"Can't agree with you." Lane met him eye to eye.

"Grant for the sake of argument that she was in Uncle's room that night. Your friend Miss Rose McLean was there, too—by her own confession. When she came to Jack and me with her story, we respected it. We did not insist on knowing why she was there, and it was of her own free will she told us. Yet you go to our friend and distress her by implications that must shock and wound her. Was that generous? Was it even fair?"

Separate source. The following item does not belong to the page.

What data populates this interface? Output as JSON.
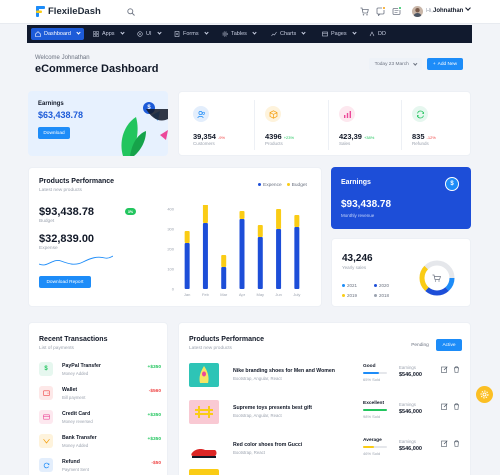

The cattleman stood convicted at the bar of his own judgment. His cousins had been magnanimous to Esther and Rose, more so than he had been to Miss Harriman. Yet, even while he confessed fault, he felt uneasily that there was a justification he could not quite lay hold of and put into words.

"I'm sorry you feel that way, James. Perhaps I was wrong. But you want to remember that I wasn't askin' about what she knew with any idea of makin' it public or tellin' the police. I meant to keep it under my own hat to help run down a cold-blooded murderer."

"You can't want to run him down any more than we do—and in that 'we' I include Jack and Miss Harriman as well as myself," the older man answered gravely. "But I'm sure you're entirely wrong. Miss Harriman knows nothing about it. If she had she would have confided in us."

"Perhaps she has confided in Jack."

"Don't you think that obsession of yours is rather—well, unlikely, to put it mildly? Analyze it and you'll find you haven't a single substantial fact to base it on."

This was true. Yet Kirby's opinion was not changed. He still believed that Jack and Miss Harriman had been in his uncle's rooms just before Wild Rose had been there.

He returned to the subject of the bond. It seemed to him best, he said, in view of Jack's feeling, to get other bondsmen. He hoped James would not interpret this to mean that he felt less friendly toward him.

His cousin bowed, rather formally. "Just as you please. Would you like the matter arranged this afternoon?"